Patrick Goujon est le témoin du deuxième épisode du podcast Silence, on crie
Parfois, le désir est plus grand encore d’approfondir, d’aller relire les textes. "En rien, ces affaires n’ont affecté ma foi, confie le journaliste Étienne Pépin. Vraiment, ma foi est restée solide et même, ces affaires ont provoqué chez moi le désir d’approfondir certains points du Credo qui étaient essentiels. Et ça a même suscité chez moi un désir plus profond de spiritualité, d’intériorité, de prière, d’abandon aussi dans la prière."
Certains scrutent ce qui, dans la proposition spirituelle de l’Église catholique, constitue un point de repère. Ainsi la religieuse dominicaine Véronique Margron confie : "Ce qui ne m’a jamais abandonnée, c’est de croire au Christ crucifié. Je suis dans cette situation où je crois en la Résurrection et je pense que j’ai un tout petit peu fait l’expérience… de pressentir le Crucifié à travers le récit des victimes."
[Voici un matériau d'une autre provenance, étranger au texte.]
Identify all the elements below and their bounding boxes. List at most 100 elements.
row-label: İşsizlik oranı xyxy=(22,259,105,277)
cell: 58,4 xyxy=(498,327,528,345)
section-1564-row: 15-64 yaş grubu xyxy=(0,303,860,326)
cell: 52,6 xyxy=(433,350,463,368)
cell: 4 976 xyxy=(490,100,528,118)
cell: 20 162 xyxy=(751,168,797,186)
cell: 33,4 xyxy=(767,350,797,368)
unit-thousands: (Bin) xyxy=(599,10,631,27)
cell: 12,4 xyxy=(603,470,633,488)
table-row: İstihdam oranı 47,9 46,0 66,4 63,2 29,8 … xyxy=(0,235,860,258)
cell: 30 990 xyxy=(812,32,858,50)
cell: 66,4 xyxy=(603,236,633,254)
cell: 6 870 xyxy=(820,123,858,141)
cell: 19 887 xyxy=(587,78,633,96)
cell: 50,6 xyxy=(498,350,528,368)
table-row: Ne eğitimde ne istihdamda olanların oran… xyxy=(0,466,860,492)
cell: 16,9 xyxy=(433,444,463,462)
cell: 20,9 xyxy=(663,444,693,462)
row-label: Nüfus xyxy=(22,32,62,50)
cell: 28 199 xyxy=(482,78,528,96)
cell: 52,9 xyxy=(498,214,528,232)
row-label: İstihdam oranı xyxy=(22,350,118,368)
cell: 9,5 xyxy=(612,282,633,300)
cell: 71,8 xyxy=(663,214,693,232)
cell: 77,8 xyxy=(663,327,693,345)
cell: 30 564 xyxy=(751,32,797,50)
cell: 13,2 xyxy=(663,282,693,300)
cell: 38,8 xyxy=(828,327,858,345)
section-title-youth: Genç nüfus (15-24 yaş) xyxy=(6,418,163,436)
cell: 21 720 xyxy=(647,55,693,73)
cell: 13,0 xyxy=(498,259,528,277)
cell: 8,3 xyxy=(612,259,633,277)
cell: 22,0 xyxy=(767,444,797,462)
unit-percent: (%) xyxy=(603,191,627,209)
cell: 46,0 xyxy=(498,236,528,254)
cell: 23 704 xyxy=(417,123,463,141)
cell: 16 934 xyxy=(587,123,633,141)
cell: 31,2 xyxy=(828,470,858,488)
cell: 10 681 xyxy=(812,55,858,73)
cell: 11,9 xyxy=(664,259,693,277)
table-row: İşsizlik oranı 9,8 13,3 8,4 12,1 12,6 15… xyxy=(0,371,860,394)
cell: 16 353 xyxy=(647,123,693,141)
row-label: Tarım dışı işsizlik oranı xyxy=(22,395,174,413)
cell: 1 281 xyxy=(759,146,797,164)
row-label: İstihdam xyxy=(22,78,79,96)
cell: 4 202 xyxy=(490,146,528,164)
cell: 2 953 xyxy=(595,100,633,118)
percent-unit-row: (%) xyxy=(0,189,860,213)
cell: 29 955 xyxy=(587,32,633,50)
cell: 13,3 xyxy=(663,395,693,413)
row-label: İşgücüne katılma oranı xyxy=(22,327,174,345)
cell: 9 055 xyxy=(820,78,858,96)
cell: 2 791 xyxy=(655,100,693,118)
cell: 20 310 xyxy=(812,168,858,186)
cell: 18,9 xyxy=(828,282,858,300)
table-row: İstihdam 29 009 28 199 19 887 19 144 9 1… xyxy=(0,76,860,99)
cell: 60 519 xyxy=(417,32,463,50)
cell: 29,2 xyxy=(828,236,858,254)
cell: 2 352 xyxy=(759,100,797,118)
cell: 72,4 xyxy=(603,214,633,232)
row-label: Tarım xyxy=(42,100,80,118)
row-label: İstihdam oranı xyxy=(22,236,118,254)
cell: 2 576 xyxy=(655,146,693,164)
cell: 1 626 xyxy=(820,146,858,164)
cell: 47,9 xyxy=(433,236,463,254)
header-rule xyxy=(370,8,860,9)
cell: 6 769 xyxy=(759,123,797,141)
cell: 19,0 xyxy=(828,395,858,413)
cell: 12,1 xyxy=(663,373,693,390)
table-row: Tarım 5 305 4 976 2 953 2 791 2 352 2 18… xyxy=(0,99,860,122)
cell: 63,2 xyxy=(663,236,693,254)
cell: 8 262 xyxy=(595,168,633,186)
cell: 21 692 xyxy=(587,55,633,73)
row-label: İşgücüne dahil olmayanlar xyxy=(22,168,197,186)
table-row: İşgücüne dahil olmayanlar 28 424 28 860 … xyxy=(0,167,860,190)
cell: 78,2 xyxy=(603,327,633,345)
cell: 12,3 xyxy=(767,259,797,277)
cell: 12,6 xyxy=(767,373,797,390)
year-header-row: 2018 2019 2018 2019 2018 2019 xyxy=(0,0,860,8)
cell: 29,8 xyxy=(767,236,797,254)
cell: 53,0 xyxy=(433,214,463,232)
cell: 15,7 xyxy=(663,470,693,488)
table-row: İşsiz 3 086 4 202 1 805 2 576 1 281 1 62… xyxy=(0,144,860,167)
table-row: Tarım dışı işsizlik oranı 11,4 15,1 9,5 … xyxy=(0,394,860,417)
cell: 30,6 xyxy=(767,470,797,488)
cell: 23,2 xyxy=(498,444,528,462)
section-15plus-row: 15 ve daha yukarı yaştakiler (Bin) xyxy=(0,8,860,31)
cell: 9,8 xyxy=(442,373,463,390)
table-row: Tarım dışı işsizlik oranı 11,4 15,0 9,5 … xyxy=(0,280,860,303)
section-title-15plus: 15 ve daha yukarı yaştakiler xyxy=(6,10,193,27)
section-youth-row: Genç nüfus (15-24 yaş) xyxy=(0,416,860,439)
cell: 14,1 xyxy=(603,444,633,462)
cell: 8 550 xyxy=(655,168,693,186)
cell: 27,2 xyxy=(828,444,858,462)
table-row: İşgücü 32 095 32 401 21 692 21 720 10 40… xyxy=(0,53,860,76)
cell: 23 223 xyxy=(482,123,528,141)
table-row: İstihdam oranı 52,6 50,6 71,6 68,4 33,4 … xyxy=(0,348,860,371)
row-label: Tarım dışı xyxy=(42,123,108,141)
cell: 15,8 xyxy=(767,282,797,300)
Mgr Éric de Moulins-Beaufort, le président de la CEF, se sent lui invité à questionner la notion de salut : "Le salut, il n’est pas aussi éclatant ici-bas qu’on pourrait le rêver. On pourrait rêver qu’à partir du moment où on est dans la grâce du Christ, on est sorti de perversions humaines trop grandes, trop destructrices. Malheureuses ce n’est pas forcément le cas. Pour moi, c’est une question sur l’efficacité du salut. Je pense qu’il faut la situer autrement. En tout cas, ça a renforcé chez moi l’idée que l’efficacité du salut c’est de nous rendre capable de combattre, de nous laisser transformer, etc., mais ce n’est pas de nous laisser dans un état parfait, ou dans un état dans lequel il suffirait de rester."
Comme le résume Joseph, membre du collectif Agir pour notre Église, être "en délicatesse avec l’institution", cela oblige à "être acteur de sa propre foi, acteur de son sacerdoce de baptisé".